Find $\lambda\in\mathbb{R}$ such that $y=e^x$ and $y=\lambda x^2$ touch.

Question

Find $\lambda\in\mathbb{R}$ such that $y=e^x$ and $y=\lambda x^2$ touch.

I'm just a beginner on derivatives, and I guess it should be done using them, but I'm totally stuck. (I guess it's not "touch" in English but oh well.)

Answer 1

Let me translate this problem:

You want to find a $\lambda \in \mathbb{R}$ so that there exists a point $a\in \mathbb{R}$ with the property:

$f(a)=g(a)$ (the curves intersect) and $f'(a)=g'(a)$ (their tangents are parallel match exactly) where $f(x)=e^x$ and $g(x)=\lambda x^2$. Can you do this?

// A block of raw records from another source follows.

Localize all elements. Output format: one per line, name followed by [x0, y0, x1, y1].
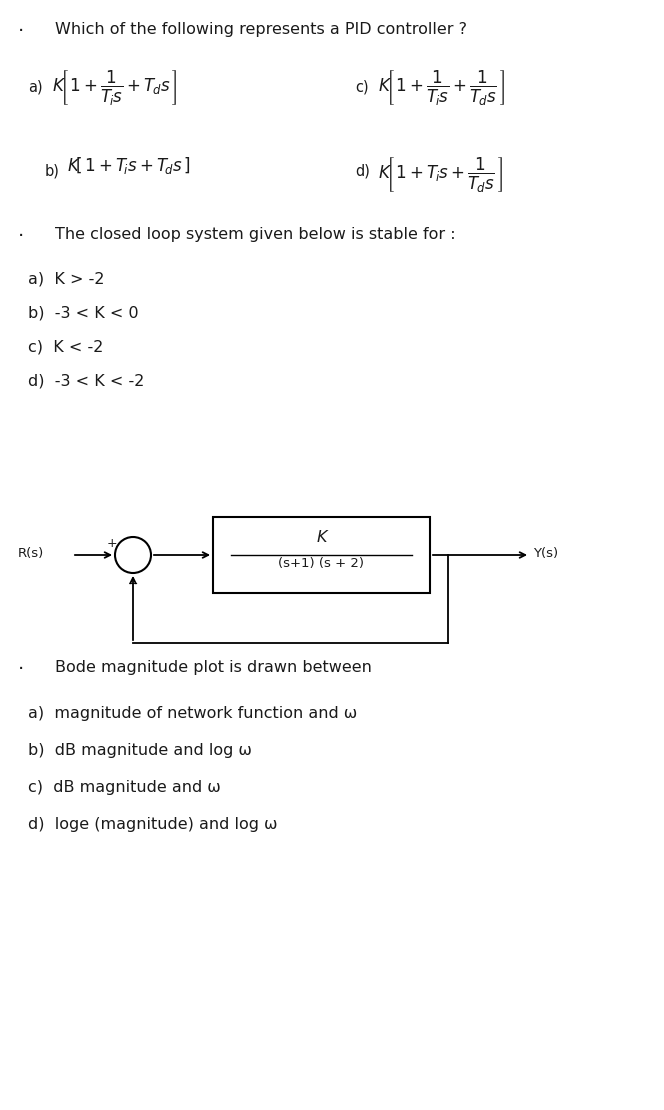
Text: Which of the following represents a PID controller ?: Which of the following represents a PID … [55, 22, 467, 37]
Text: ·: · [18, 22, 25, 41]
Text: $K\!\left[\,1+T_{\!i}s+T_{\!d}s\,\right]$: $K\!\left[\,1+T_{\!i}s+T_{\!d}s\,\right]… [67, 155, 191, 176]
Text: ·: · [18, 660, 25, 679]
Text: ·: · [18, 228, 25, 246]
Text: (s+1) (s + 2): (s+1) (s + 2) [278, 557, 365, 571]
Bar [213, 517, 430, 593]
Text: $K\!\left[\,1+\dfrac{1}{T_{\!i}s}+\dfrac{1}{T_{\!d}s}\,\right]$: $K\!\left[\,1+\dfrac{1}{T_{\!i}s}+\dfrac… [378, 68, 505, 107]
Text: d)  -3 < K < -2: d) -3 < K < -2 [28, 374, 144, 388]
Text: c)  dB magnitude and ω: c) dB magnitude and ω [28, 780, 220, 795]
Text: b)  -3 < K < 0: b) -3 < K < 0 [28, 306, 139, 321]
Text: +: + [107, 537, 118, 549]
Text: $K\!\left[\,1+\dfrac{1}{T_{\!i}s}+T_{\!d}s\,\right]$: $K\!\left[\,1+\dfrac{1}{T_{\!i}s}+T_{\!d… [52, 68, 177, 107]
Text: d): d) [355, 163, 370, 178]
Text: c)  K < -2: c) K < -2 [28, 340, 104, 355]
Text: The closed loop system given below is stable for :: The closed loop system given below is st… [55, 228, 456, 242]
Text: a)  K > -2: a) K > -2 [28, 272, 104, 287]
Text: Y(s): Y(s) [533, 547, 558, 561]
Text: K: K [316, 529, 327, 545]
Text: R(s): R(s) [18, 547, 44, 561]
Text: −: − [128, 578, 139, 591]
Text: a)  magnitude of network function and ω: a) magnitude of network function and ω [28, 706, 357, 722]
Text: b)  dB magnitude and log ω: b) dB magnitude and log ω [28, 743, 252, 758]
Text: $K\!\left[\,1+T_{\!i}s+\dfrac{1}{T_{\!d}s}\,\right]$: $K\!\left[\,1+T_{\!i}s+\dfrac{1}{T_{\!d}… [378, 155, 503, 194]
Text: d)  loge (magnitude) and log ω: d) loge (magnitude) and log ω [28, 817, 278, 832]
Text: a): a) [28, 80, 42, 95]
Text: b): b) [45, 163, 60, 178]
Text: Bode magnitude plot is drawn between: Bode magnitude plot is drawn between [55, 660, 372, 675]
Text: c): c) [355, 80, 369, 95]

Hint: $f'(x)=e^x=f(x)$ which means you want $g'(a)=g(a)$. Solve this for $\lambda,a$ and check it against the condition $f(a)=g(a)$

Answer 2

Let $f(x)=e^x$ and $g(x)=\lambda x^2$. Then $f(x)$ and $g(x)$ are tangent if, at some point $x_0$:

$$f(x_0)=g(x_0)$$

(the curves meet) and:

$$f'(x_0)=g'(x_0)$$

(the curves have the same slope where they meet.)

What is $f'(x)$? What is $g'(x)$? This gives you two equations in two variables, $x_0$ and $\lambda$. Solve for $x_0$ first, and then solve for $\lambda$.

Answer 3

$y=e^{x}$ and $y=\lambda x^{2}$ are tangent at $x_{0}$ iff the curves and their derivatives are equal at $x_{0}$.

Thus, $e^{x_{0}}=\lambda x_{0}^{2}$ and $e^{x_{0}}=2\lambda x_{0}$. Therefore, $\lambda x_{0}^{2}=2\lambda x_{0} \implies x_{0}=2$. Substituting gives $\lambda=e^{2}/4$.
You can see this using graphing software.